EZRA FURMAN Transangelic exodus

Passer à côté de Transangelic Exodus d’Ezra Furman aujourd’hui serait un peu comme être passé à côté du magnifique Berlin de Lou Reed au début des années 70. Autrement dit, il s’agirait là d’une incroyable faute de goût, voire d’un parjure ou d’un blasphème. Pourquoi ? Parce que Transangelic Exodus est probablement l’un des disques essentiel de cette année 2018.

Mais qu’est-ce qui nous pousse à comparer ainsi deux artistes , ou plus exactement deux œuvres de quarante aux de différence d’âge ? Les moyens techniques n’ont absolument plus rien à voir, et, en l’espace de ces quarante minuscules années à l’échelle de la planète, tout ou presque à été fait en matière de rock. Pourtant, il existe bel et bien un lien que rien ne peut détruire reliant ces deux disques : une mentalité d’esthète, une originalité de ton, et une maîtrise totale de cet art qu’est la musique.

Ezra Furman s’exprime ici comme si sa vie en dépendait (peut-être est-ce d’ailleurs le cas?), et dans sa voix suinte une urgence poisseuse, le rapprochant du mouvement punk (dont le fameux Lou n’était pas très éloigné, souvenez-vous). L’énergie vibre et bouscule tout, le danger guette, la mort rôde, pas très loin.

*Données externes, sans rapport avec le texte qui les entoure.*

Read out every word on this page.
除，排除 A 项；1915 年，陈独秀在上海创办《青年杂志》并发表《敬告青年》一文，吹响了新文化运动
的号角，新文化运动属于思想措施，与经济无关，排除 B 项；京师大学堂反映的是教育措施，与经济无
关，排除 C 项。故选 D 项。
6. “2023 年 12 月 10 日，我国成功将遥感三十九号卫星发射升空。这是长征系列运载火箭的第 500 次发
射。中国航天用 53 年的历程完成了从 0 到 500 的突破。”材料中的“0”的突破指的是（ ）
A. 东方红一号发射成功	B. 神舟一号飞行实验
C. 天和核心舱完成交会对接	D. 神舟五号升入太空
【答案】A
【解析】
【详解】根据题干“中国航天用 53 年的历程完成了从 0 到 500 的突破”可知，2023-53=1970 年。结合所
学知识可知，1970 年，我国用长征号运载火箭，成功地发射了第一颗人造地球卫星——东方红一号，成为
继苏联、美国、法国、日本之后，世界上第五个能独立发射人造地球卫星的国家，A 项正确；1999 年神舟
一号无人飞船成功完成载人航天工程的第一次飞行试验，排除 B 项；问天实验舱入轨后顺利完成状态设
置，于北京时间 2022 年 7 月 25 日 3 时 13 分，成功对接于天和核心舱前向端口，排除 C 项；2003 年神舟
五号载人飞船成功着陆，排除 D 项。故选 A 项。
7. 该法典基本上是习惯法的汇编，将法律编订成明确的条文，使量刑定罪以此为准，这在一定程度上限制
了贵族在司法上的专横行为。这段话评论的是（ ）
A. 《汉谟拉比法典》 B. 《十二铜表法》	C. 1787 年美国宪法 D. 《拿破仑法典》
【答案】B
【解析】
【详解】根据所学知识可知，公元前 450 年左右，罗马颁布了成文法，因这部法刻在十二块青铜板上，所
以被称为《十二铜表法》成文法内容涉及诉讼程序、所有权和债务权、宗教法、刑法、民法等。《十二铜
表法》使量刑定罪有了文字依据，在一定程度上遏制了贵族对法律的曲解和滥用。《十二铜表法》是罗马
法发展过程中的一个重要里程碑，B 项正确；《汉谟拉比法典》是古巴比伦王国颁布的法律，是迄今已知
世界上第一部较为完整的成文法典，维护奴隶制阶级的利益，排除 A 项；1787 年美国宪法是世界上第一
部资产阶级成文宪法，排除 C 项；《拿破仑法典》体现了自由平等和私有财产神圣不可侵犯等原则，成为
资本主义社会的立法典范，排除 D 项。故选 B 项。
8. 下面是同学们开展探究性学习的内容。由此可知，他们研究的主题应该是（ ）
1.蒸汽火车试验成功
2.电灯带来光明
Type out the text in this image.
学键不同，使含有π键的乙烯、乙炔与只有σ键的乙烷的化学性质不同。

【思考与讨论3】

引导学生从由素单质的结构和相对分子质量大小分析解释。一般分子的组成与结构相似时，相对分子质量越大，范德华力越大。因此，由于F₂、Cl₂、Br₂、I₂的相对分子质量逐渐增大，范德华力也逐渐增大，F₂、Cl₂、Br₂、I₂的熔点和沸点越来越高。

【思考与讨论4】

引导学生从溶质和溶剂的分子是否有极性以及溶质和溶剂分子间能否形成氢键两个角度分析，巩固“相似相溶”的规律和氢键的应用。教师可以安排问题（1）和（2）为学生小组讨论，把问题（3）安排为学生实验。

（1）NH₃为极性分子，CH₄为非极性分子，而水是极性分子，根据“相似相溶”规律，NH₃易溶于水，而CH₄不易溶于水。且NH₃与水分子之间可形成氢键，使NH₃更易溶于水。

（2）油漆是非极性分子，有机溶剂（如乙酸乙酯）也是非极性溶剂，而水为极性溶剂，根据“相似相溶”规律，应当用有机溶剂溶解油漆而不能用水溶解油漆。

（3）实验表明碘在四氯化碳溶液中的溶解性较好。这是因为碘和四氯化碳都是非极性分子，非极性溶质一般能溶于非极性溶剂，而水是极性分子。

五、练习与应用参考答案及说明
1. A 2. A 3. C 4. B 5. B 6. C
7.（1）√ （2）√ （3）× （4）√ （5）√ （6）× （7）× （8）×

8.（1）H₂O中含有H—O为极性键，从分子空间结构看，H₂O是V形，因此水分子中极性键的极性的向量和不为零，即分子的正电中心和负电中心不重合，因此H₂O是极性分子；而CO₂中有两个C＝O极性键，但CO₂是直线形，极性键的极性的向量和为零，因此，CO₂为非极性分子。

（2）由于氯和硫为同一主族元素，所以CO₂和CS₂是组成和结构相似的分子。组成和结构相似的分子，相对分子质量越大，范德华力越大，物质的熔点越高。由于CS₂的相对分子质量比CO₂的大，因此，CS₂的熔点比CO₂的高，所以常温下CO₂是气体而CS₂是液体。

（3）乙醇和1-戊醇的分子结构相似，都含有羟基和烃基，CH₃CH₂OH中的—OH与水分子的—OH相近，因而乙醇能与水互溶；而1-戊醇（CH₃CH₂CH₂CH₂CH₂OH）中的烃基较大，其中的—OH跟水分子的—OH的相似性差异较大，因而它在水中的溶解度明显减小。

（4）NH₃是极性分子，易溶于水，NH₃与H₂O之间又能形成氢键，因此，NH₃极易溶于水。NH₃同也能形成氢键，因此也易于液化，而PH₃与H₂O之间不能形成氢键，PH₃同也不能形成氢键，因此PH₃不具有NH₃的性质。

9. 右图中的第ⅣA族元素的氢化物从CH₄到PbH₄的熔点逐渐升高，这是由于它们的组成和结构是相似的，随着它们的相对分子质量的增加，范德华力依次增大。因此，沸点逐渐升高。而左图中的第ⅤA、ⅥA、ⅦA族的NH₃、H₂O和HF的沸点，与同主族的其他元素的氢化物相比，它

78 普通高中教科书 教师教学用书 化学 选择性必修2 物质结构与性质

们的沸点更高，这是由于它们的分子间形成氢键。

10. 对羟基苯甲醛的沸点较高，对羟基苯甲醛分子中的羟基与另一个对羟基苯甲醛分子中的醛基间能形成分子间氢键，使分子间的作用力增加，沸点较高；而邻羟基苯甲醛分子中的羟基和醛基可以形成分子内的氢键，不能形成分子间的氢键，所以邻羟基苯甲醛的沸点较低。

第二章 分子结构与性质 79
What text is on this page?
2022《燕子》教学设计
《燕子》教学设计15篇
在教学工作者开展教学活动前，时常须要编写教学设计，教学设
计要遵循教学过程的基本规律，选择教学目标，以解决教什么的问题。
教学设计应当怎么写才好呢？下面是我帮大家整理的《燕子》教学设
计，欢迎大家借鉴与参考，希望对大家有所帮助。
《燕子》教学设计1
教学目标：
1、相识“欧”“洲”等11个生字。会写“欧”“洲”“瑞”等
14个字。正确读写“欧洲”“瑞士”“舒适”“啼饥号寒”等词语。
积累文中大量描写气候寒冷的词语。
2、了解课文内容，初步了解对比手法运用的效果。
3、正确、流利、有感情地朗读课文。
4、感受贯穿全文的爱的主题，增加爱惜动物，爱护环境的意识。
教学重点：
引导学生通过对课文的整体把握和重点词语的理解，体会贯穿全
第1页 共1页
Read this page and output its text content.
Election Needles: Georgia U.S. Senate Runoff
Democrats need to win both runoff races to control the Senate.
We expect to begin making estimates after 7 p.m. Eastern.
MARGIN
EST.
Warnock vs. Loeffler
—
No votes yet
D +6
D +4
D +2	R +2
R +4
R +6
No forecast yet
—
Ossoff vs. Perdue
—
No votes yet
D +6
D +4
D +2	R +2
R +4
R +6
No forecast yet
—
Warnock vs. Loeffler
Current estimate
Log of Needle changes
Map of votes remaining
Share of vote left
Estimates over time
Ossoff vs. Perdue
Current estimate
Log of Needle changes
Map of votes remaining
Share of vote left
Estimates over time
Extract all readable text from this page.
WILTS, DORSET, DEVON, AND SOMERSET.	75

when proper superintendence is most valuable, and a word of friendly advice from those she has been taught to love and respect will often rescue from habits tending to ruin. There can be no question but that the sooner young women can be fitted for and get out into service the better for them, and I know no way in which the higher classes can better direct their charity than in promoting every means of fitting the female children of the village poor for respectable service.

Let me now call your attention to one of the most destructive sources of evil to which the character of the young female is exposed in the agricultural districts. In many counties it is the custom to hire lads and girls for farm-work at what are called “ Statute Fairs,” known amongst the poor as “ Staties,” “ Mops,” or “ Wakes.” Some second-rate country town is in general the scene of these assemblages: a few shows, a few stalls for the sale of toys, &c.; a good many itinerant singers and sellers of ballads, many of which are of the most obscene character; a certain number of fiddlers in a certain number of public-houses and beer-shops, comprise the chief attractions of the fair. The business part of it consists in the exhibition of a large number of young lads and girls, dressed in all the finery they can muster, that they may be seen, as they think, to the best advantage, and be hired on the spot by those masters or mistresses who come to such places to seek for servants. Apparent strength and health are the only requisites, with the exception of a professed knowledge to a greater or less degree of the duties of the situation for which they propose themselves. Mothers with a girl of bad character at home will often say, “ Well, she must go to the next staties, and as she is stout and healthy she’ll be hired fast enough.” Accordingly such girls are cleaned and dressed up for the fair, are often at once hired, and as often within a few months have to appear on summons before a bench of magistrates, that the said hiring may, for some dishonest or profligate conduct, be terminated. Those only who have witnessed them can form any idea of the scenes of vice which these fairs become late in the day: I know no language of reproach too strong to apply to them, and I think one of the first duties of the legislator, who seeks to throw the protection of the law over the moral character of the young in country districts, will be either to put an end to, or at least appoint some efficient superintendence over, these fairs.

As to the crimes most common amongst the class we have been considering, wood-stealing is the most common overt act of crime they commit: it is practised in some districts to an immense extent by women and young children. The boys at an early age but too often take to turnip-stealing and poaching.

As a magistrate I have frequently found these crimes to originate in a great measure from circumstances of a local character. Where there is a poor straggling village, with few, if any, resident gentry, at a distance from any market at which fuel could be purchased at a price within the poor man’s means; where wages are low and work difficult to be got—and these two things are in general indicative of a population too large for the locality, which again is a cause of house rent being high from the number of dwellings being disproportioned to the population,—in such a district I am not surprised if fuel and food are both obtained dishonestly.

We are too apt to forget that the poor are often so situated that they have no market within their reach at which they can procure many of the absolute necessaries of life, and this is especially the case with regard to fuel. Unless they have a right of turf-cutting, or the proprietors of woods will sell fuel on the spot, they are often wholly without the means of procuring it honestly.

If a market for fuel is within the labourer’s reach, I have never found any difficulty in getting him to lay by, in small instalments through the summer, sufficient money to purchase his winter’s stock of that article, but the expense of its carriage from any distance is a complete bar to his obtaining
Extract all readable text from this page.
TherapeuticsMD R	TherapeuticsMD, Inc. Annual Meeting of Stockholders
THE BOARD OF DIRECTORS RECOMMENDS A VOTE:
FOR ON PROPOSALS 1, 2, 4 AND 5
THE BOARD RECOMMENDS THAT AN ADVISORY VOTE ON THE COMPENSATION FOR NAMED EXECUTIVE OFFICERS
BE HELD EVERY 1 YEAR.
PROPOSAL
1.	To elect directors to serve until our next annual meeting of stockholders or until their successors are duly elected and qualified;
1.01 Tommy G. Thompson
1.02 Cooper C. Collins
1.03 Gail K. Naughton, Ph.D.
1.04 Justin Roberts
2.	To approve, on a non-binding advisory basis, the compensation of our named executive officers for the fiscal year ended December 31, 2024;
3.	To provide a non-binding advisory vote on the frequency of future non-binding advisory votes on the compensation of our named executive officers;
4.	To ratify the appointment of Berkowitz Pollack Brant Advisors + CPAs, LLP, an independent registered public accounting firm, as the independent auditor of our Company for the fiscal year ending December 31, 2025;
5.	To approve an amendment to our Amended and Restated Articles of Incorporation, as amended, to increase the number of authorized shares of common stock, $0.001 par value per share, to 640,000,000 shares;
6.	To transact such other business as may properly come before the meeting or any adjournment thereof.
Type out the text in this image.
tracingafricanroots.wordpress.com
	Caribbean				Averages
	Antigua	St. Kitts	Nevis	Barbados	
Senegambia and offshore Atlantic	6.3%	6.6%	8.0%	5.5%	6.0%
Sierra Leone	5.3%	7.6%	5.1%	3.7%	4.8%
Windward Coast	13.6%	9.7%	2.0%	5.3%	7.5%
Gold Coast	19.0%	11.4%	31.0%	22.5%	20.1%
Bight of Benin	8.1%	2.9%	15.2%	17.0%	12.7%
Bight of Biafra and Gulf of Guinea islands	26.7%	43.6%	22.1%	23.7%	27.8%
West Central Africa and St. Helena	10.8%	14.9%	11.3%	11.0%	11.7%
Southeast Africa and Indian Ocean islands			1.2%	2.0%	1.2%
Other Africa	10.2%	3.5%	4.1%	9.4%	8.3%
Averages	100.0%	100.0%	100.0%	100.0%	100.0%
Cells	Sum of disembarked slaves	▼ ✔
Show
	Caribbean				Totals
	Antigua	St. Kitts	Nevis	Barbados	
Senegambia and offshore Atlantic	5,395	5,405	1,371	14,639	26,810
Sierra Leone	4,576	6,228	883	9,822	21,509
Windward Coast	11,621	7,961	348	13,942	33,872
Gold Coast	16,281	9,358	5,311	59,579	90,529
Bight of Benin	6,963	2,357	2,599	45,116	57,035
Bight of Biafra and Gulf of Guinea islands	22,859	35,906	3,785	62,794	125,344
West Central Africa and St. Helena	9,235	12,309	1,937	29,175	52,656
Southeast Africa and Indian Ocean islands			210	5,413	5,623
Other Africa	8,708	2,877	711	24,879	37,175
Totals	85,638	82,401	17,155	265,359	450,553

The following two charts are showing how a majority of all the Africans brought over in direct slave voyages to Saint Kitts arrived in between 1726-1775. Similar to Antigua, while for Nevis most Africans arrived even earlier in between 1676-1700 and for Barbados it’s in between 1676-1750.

La musique, elle, est assez éloigné du punk. En vérité, nous avons là affaire à un subtil mélange entre rock, certaines influences très années 50, une pop orchestrale sous perfusions de violoncelles notamment, de légères retouches électroniques. Si l’aspect direct du punk se ressent à travers certains arrangements bruitistes (crunch de la batterie, électricité des guitares sans aucune retenue, effets sur la voix, par exemple), nous sommes ici dans l’univers d’un rock tendance pop superbement bien foutu.

La production est assez aventureuse, alternant passages apaisés, limpide, avec d’autres plus agacés (moins scintillants). Toujours porté par la voix particulière d’Ezra, les morceaux s’enchainent, sans se ressembler, provoquant ainsi un intérêt sans cesse renouvelé. Ballades, comptines, pop songs noires, rock tranchant comme la lame d’un scalpel, il y en a pour tous les goûts, pour toutes les couleurs (forcément flamboyantes dans le cas de Transangelic Exodus).

Et puis, il y a cette inventivité déconcertante, qui nous prend à revers, balançant un titre minimaliste(The Great Unknown) après un déferlement sonore (No Place). Le talent d’Ezra apparaît alors ici sans fard, dans une splendeur qui ne serait pas sans évoquer celle d’un autre héraut de la cause rock nommé David Bowie.

Il nous apparaît très compliqué de trouver dans cet opus une quelconque faute de goût. Nous oserions presque affirmer que ce disque est parfait. Si tant est que vous franchissiez la barrière de cette voix ne correspondant pas forcément aux standards d’aujourd’hui (mais nous n’oserions imaginer Transangelic Exodus avec une voix autre que celle-ci), vous succomberez, comme nous, aux charmes vénéneux de ces 13 titres.

Puisque nous vous disions que nous tenions là l’un des disques de cette année.